Spis treści
Do Ziemi zbliża się kometa o nazwie C-2022 E3 (ZTF). Jak i gdzie będzie można ją obserwować? Okazuje się, że na przełomie stycznia i lutego będziemy mogli zobaczyć ją przez lornetkę, a może nawet gołym okiem. Będzie miała charakterystyczny zielonkawy kolor.
Kometa C/2022 E3 (ZTF) – co to za nazwa?
- Komety mają tak skomplikowane nazwy dlatego, że odkrywa się ich bardzo dużo i najpierw nadawane są im nazwy robocze. Dopiero potem odkrywcy nadają jej swoje – mówi Jarosław Juszkiewicz, rzecznik prasowy Planetarium Śląskiego, pasjonat astronomii. - Aczkolwiek komety na ogół nazywane są nazwiskami swoich odkrywców, na przykład jedna z najsłynniejszych komet, która w latach 90. uderzyła w Jowisza (nie robiąc na nim specjalnego wrażenia), nosi nazwę Shoemaker – Levy. Została bowiem odkryta przez tych dwóch astronomów.
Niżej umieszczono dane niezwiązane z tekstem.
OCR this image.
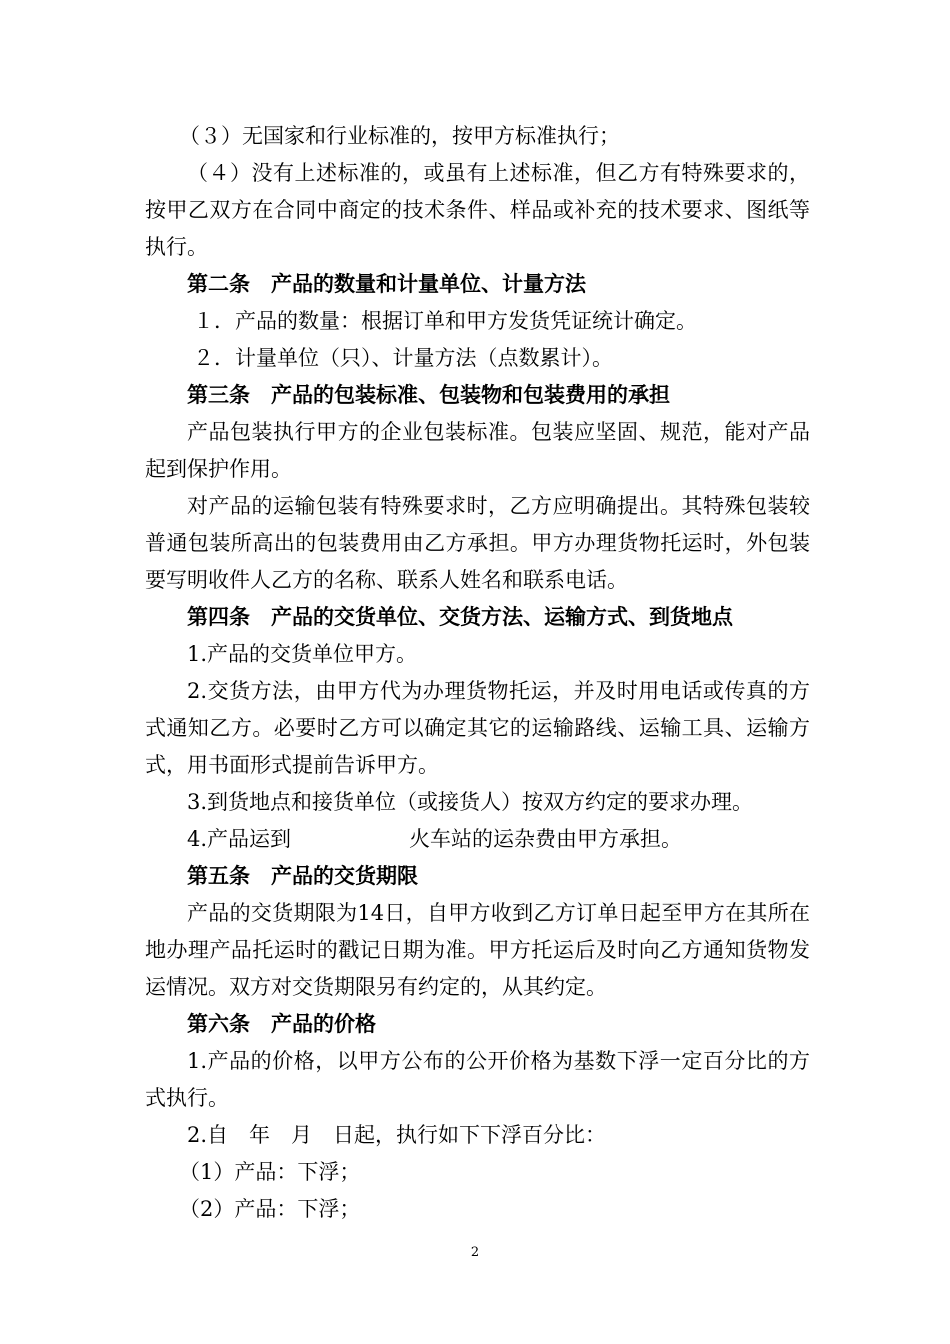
（３）无国家和行业标准的，按甲方标准执行；

（４）没有上述标准的，或虽有上述标准，但乙方有特殊要求的，按甲乙双方在合同中商定的技术条件、样品或补充的技术要求、图纸等执行。

第二条　产品的数量和计量单位、计量方法

１．产品的数量：根据订单和甲方发货凭证统计确定。

２．计量单位（只）、计量方法（点数累计）。

第三条　产品的包装标准、包装物和包装费用的承担

产品包装执行甲方的企业包装标准。包装应坚固、规范，能对产品起到保护作用。

对产品的运输包装有特殊要求时，乙方应明确提出。其特殊包装较普通包装所高出的包装费用由乙方承担。甲方办理货物托运时，外包装要写明收件人乙方的名称、联系人姓名和联系电话。

第四条　产品的交货单位、交货方法、运输方式、到货地点

1.产品的交货单位甲方。

2.交货方法，由甲方代为办理货物托运，并及时用电话或传真的方式通知乙方。必要时乙方可以确定其它的运输路线、运输工具、运输方式，用书面形式提前告诉甲方。

3.到货地点和接货单位（或接货人）按双方约定的要求办理。

4.产品运到	火车站的运杂费由甲方承担。

第五条　产品的交货期限

产品的交货期限为14日，自甲方收到乙方订单日起至甲方在其所在地办理产品托运时的戳记日期为准。甲方托运后及时向乙方通知货物发运情况。双方对交货期限另有约定的，从其约定。

第六条　产品的价格

1.产品的价格，以甲方公布的公开价格为基数下浮一定百分比的方式执行。

2.自　年　月　日起，执行如下下浮百分比：

（1）产品：下浮；

（2）产品：下浮；

2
„Naszą” C/2022 E3 (ZTF) odnalazł program o nazwie Zwicky Transient Facility w Obserwatorium Palomarskim w Kalifornii. Jest to tzw. kometa długookresowa, czyli obserwowana jedynie raz w całej historii badań astronomicznych. Przylatuje raz na 50 tysięcy lat. Do Ziemi zbliży się najbardziej 1 lutego 2023 r. - na 42 miliony kilometrów.
- Czy to jest blisko? W skali Układu Słonecznego niespecjalnie – mówi Jarosław Juszkiewicz. - Dla porównania: Mars zbliża się do Ziemi co 16 lat na odległość 56 milionów kilometrów. Czyli kometa będzie od nas niewiele bliżej niż Mars.
Komety to brudne śniegowe kule
- Komety to luźne bryły składające się z wielu pierwiastków. Jest tam dużo suchego lodu, jest też lód wodny. Zresztą astronomowie często nazywają komety brudnymi śniegowymi kulami – mówi Jarosław Juszkiewicz.